75. O J. era uma pessoa saudável, e não era portador de qualquer doença crónica ou outra.
76. O menor R, como qualquer adolescente, necessita e vai necessitar do acompanhamento do pai, o que lhe foi negado por via da conduta do arguido - pois ao salutar desenvolvimento do menor era, é e será essencial aquela presença paternal, o convívio, os conselhos, a ajuda, o carinho, a atenção, factores essenciais ao livre e harmonioso desenvolvimento da sua personalidade.
77. O menor R, de 15 anos de idade, atravessa, como qualquer jovem da sua idade, todas as "crises", irreverências, dúvidas e confusões próprias da adolescência, e a presença do pai, da qual foi privado de forma trágica, era e é fundamental ao bem-estar daquele por forma a obter consequências positivas no seu normal e sadio desenvolvimento.
78.A assistente M tem 23 anos de idade, e também vive saudosa e triste com o desaparecimento do seu pai, pois apesar da maioridade e do divórcio dos pais, mantinha uma relação de afectividade e proximidade com o falecido.
79.Ao longo da sua vida, a assistente pedia e procurava obter conselho e opinião do seu pai, ajudas essas das quais foi privada em consequência directa e necessária da conduta do arguido.
80. O falecido J. foi um homem feliz, calmo, de bom trato, trabalhador, honesto, bem disposto e com alegria de viver, estimado, considerado e querido por todos quantos o conheciam.
81. O menor residia com a sua mãe, A.

Factos não provados

a) Os comportamentos violentos por parte do arguido em relação à esposa tinham lugar muitas vezes na presença dos filhos;
b) MF queixava-se ao pai e a amigos das atitudes do arguido, e manifestava receio de novas agressões físicas e psicológicas;
c) Em certa ocasião, o arguido, munido de uma tesoura, desferiu um golpe no corpo da esposa, provocando-lhe ferimentos graves.

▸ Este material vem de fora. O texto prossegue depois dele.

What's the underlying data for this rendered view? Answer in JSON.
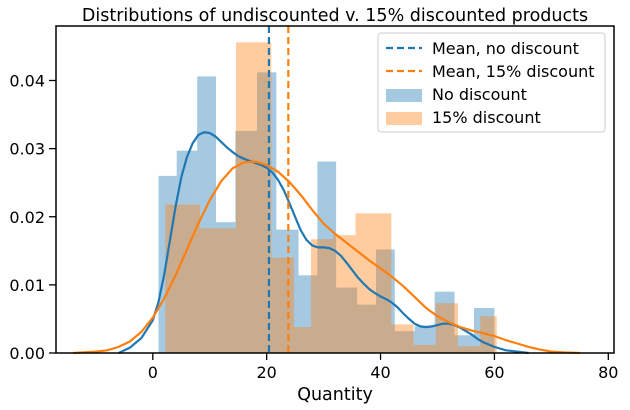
{
  "chart_data": {
    "type": "histogram",
    "title": "Distributions of undiscounted v. 15% discounted products",
    "xlabel": "Quantity",
    "ylabel": "",
    "xlim": [
      -17,
      81
    ],
    "ylim": [
      0,
      0.048
    ],
    "xticks": [
      0,
      20,
      40,
      60,
      80
    ],
    "yticks": [
      0.0,
      0.01,
      0.02,
      0.03,
      0.04
    ],
    "legend_position": "top-right",
    "grid": false,
    "series": [
      {
        "name": "No discount",
        "color": "#1f77b4",
        "bars": [
          {
            "x0": 1,
            "x1": 4.2,
            "y": 0.026
          },
          {
            "x0": 4.2,
            "x1": 7.8,
            "y": 0.0297
          },
          {
            "x0": 7.8,
            "x1": 11.1,
            "y": 0.0406
          },
          {
            "x0": 11.1,
            "x1": 14.5,
            "y": 0.0192
          },
          {
            "x0": 14.5,
            "x1": 18.3,
            "y": 0.0326
          },
          {
            "x0": 18.3,
            "x1": 21.7,
            "y": 0.0412
          },
          {
            "x0": 21.7,
            "x1": 25.6,
            "y": 0.0181
          },
          {
            "x0": 25.6,
            "x1": 28.9,
            "y": 0.0114
          },
          {
            "x0": 28.9,
            "x1": 32.2,
            "y": 0.0281
          },
          {
            "x0": 32.2,
            "x1": 35.9,
            "y": 0.0096
          },
          {
            "x0": 35.9,
            "x1": 39.2,
            "y": 0.0071
          },
          {
            "x0": 39.2,
            "x1": 42.5,
            "y": 0.0152
          },
          {
            "x0": 42.5,
            "x1": 46,
            "y": 0.0032
          },
          {
            "x0": 46,
            "x1": 49.5,
            "y": 0.004
          },
          {
            "x0": 49.5,
            "x1": 53,
            "y": 0.009
          },
          {
            "x0": 53,
            "x1": 56.4,
            "y": 0.0026
          },
          {
            "x0": 56.4,
            "x1": 60,
            "y": 0.0066
          }
        ],
        "kde": [
          [
            -6,
            0.0
          ],
          [
            -4,
            0.0008
          ],
          [
            -2,
            0.0022
          ],
          [
            0,
            0.0048
          ],
          [
            1,
            0.0075
          ],
          [
            2,
            0.0115
          ],
          [
            3,
            0.0165
          ],
          [
            4,
            0.0215
          ],
          [
            5,
            0.0258
          ],
          [
            6,
            0.0288
          ],
          [
            7,
            0.0308
          ],
          [
            8,
            0.032
          ],
          [
            9,
            0.0324
          ],
          [
            10,
            0.0323
          ],
          [
            11,
            0.0318
          ],
          [
            12,
            0.031
          ],
          [
            13,
            0.0302
          ],
          [
            14,
            0.0295
          ],
          [
            15,
            0.0289
          ],
          [
            16,
            0.0285
          ],
          [
            17,
            0.0282
          ],
          [
            18,
            0.0279
          ],
          [
            19,
            0.0276
          ],
          [
            20,
            0.0272
          ],
          [
            21,
            0.0265
          ],
          [
            22,
            0.0254
          ],
          [
            23,
            0.0239
          ],
          [
            24,
            0.022
          ],
          [
            25,
            0.02
          ],
          [
            26,
            0.018
          ],
          [
            27,
            0.0166
          ],
          [
            28,
            0.0158
          ],
          [
            29,
            0.0155
          ],
          [
            30,
            0.0155
          ],
          [
            31,
            0.0154
          ],
          [
            32,
            0.015
          ],
          [
            33,
            0.0143
          ],
          [
            34,
            0.0133
          ],
          [
            35,
            0.0122
          ],
          [
            36,
            0.0111
          ],
          [
            37,
            0.0102
          ],
          [
            38,
            0.0094
          ],
          [
            39,
            0.0088
          ],
          [
            40,
            0.0083
          ],
          [
            41,
            0.0079
          ],
          [
            42,
            0.0074
          ],
          [
            43,
            0.0067
          ],
          [
            44,
            0.0058
          ],
          [
            45,
            0.005
          ],
          [
            46,
            0.0043
          ],
          [
            47,
            0.0039
          ],
          [
            48,
            0.0038
          ],
          [
            49,
            0.0039
          ],
          [
            50,
            0.0041
          ],
          [
            51,
            0.0043
          ],
          [
            52,
            0.0043
          ],
          [
            53,
            0.0041
          ],
          [
            54,
            0.0037
          ],
          [
            55,
            0.0032
          ],
          [
            56,
            0.0027
          ],
          [
            57,
            0.0021
          ],
          [
            58,
            0.0016
          ],
          [
            60,
            0.0009
          ],
          [
            62,
            0.0004
          ],
          [
            64,
            0.0002
          ],
          [
            66,
            0.0
          ]
        ]
      },
      {
        "name": "15% discount",
        "color": "#ff7f0e",
        "bars": [
          {
            "x0": 2.2,
            "x1": 8.3,
            "y": 0.0218
          },
          {
            "x0": 8.3,
            "x1": 14.6,
            "y": 0.0183
          },
          {
            "x0": 14.6,
            "x1": 20.8,
            "y": 0.0456
          },
          {
            "x0": 20.8,
            "x1": 24.8,
            "y": 0.014
          },
          {
            "x0": 24.8,
            "x1": 27.8,
            "y": 0.0038
          },
          {
            "x0": 27.8,
            "x1": 31.7,
            "y": 0.0167
          },
          {
            "x0": 31.7,
            "x1": 35.6,
            "y": 0.0173
          },
          {
            "x0": 35.6,
            "x1": 41.9,
            "y": 0.0205
          },
          {
            "x0": 41.9,
            "x1": 45.8,
            "y": 0.0042
          },
          {
            "x0": 45.8,
            "x1": 49.7,
            "y": 0.0012
          },
          {
            "x0": 49.7,
            "x1": 53.6,
            "y": 0.0073
          },
          {
            "x0": 53.6,
            "x1": 57.5,
            "y": 0.001
          },
          {
            "x0": 57.5,
            "x1": 60.4,
            "y": 0.0054
          }
        ],
        "kde": [
          [
            -14,
            0.0
          ],
          [
            -10,
            0.0002
          ],
          [
            -8,
            0.0004
          ],
          [
            -6,
            0.0009
          ],
          [
            -4,
            0.0017
          ],
          [
            -2,
            0.0031
          ],
          [
            0,
            0.0052
          ],
          [
            2,
            0.008
          ],
          [
            4,
            0.0114
          ],
          [
            6,
            0.0152
          ],
          [
            8,
            0.019
          ],
          [
            10,
            0.0224
          ],
          [
            12,
            0.0252
          ],
          [
            14,
            0.0271
          ],
          [
            16,
            0.028
          ],
          [
            18,
            0.0281
          ],
          [
            20,
            0.0276
          ],
          [
            22,
            0.0266
          ],
          [
            24,
            0.0251
          ],
          [
            26,
            0.0232
          ],
          [
            28,
            0.021
          ],
          [
            30,
            0.019
          ],
          [
            32,
            0.0175
          ],
          [
            34,
            0.0162
          ],
          [
            36,
            0.0149
          ],
          [
            38,
            0.0136
          ],
          [
            40,
            0.0124
          ],
          [
            42,
            0.0112
          ],
          [
            44,
            0.0098
          ],
          [
            46,
            0.0082
          ],
          [
            48,
            0.0066
          ],
          [
            50,
            0.0054
          ],
          [
            52,
            0.0045
          ],
          [
            54,
            0.0038
          ],
          [
            56,
            0.0033
          ],
          [
            58,
            0.0029
          ],
          [
            60,
            0.0025
          ],
          [
            62,
            0.0019
          ],
          [
            64,
            0.0014
          ],
          [
            66,
            0.0009
          ],
          [
            68,
            0.0005
          ],
          [
            70,
            0.0002
          ],
          [
            72,
            0.0001
          ],
          [
            75,
            0.0
          ]
        ]
      }
    ],
    "mean_lines": [
      {
        "name": "Mean, no discount",
        "x": 20.4,
        "color": "#1f77b4"
      },
      {
        "name": "Mean, 15% discount",
        "x": 23.8,
        "color": "#ff7f0e"
      }
    ]
  }
}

d) O arguido começaria a trabalhar em Espanha na quarta-feira, dia de Outubro de 2008;
e) No dia /…2009, o ofendido J. mudou-se para casa da ofendida MF a fim de aí passar a viver com esta e os 4 filhos;
f) O arguido teve conhecimento da mudança de residência do ofendido;
g) O arguido deslocou-se a Portugal movido pelo desejo de vingança, sendo sua intenção reaver a casa de morada de família;
h) Quando chegou à residência da ofendida, o arguido introduziu um cartucho no carregador da espingarda;
i) Após entrar na residência, o arguido dirigiu-se de imediato ao quarto da ofendida;
j) O arguido, depois de entrar no quarto, ordenou ao ofendido que se levantassem e vestisse umas calças;
k) O arguido aponte uma arma ao peito da ofendida sem que nada o fizesse prever;
l) O arguido disparou o tiro que atingiu o ofendido no braço no momento em que o cano da espingarda se encontrava encostado ao braço do ofendido;
m) Após atingir o ofendido no braço esquerdo, o arguido disparou mais dois tiros a curta distância do ofendido, atingindo-o na zona abdominal;
n) O arguido entregou o filho que trazia ao colo ao José M.

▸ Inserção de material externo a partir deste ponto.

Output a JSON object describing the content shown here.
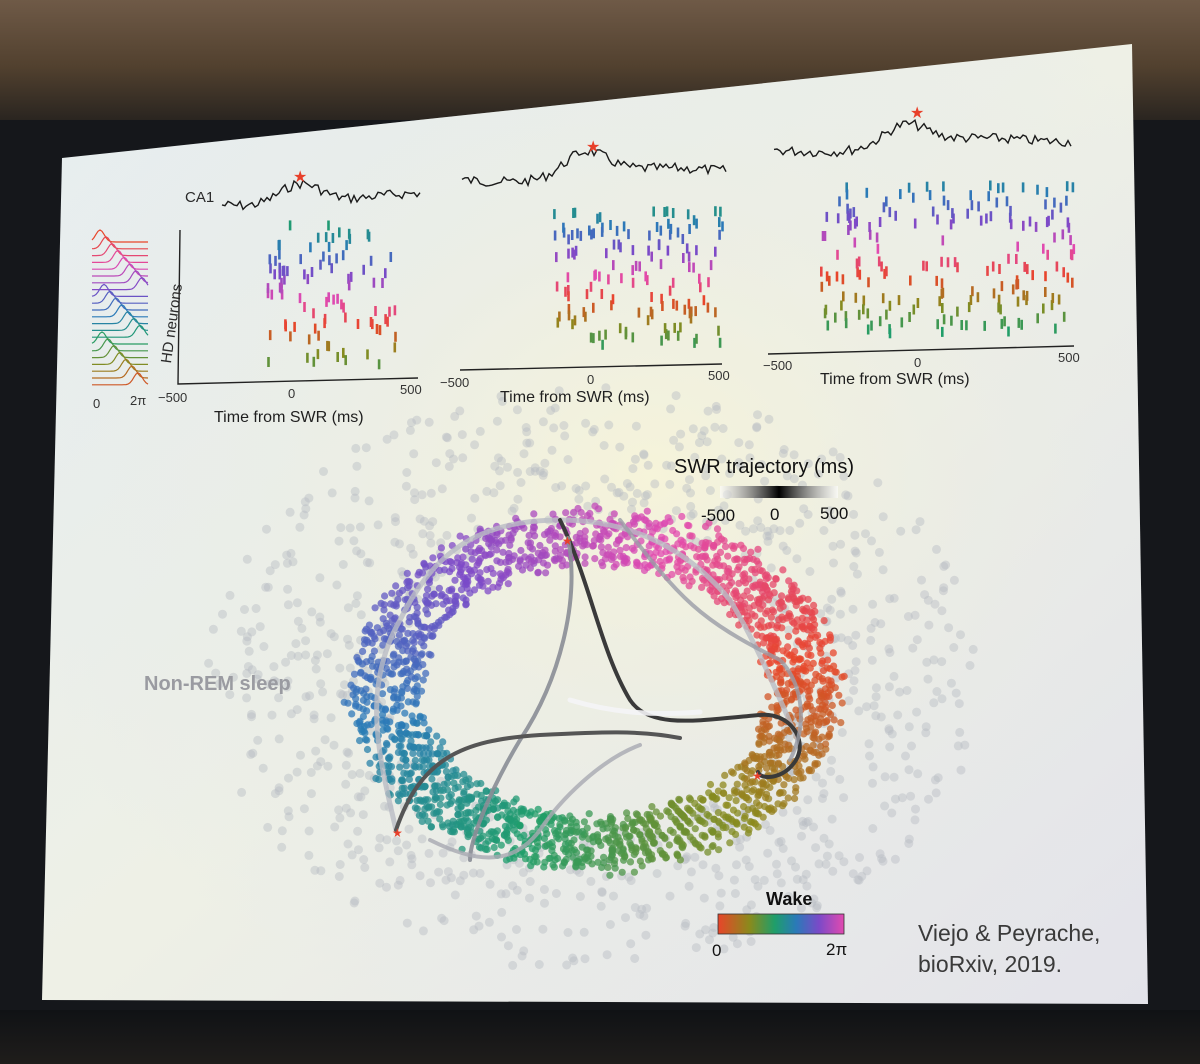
{
  "slide": {
    "panels": [
      {
        "lfp_label": "CA1",
        "y_axis_label": "HD neurons",
        "x_ticks": [
          "−500",
          "0",
          "500"
        ],
        "x_axis_label": "Time from SWR (ms)",
        "tuning_ticks": [
          "0",
          "2π"
        ]
      },
      {
        "x_ticks": [
          "−500",
          "0",
          "500"
        ],
        "x_axis_label": "Time from SWR (ms)"
      },
      {
        "x_ticks": [
          "−500",
          "0",
          "500"
        ],
        "x_axis_label": "Time from SWR (ms)"
      }
    ],
    "embedding": {
      "label": "Non-REM sleep",
      "swr_colorbar": {
        "title": "SWR trajectory (ms)",
        "ticks": [
          "-500",
          "0",
          "500"
        ]
      },
      "wake_colorbar": {
        "title": "Wake",
        "ticks": [
          "0",
          "2π"
        ]
      }
    },
    "citation": {
      "line1": "Viejo & Peyrache,",
      "line2": "bioRxiv, 2019."
    }
  },
  "colors": {
    "slide_background": "#e8eef0",
    "lfp_trace": "#1a1a1a",
    "swr_marker": "#e8402a",
    "trajectory": "#2a2a2a"
  }
}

o) Depois de deixar os filhos em casa da avó materna, o arguido dirigiu-se novamente à residência da ofendida, tendo sido interceptado pela GNR no caminho para esta residência;
p) A patrulha da GNR foi chamada ao local por vizinhos;

q) O casal não tinha ajudas económicas fosse de quem fosse.
r) O arguido nunca proibiu a sua ex-mulher de trabalhar, a qual sempre teve plena liberdade de movimentos, designadamente na gestão da economia doméstica.
s) O arguido nunca agrediu a sua mulher com uma tesoura.
t) Nos últimos anos de casamentos, houve discussões e insultos de ambas as partes, em situações que se foram repetindo, e que geraram infelicidade e desespero também no arguido, mas sem os constantes e repetidos comportamentos violentos referidos na acusação.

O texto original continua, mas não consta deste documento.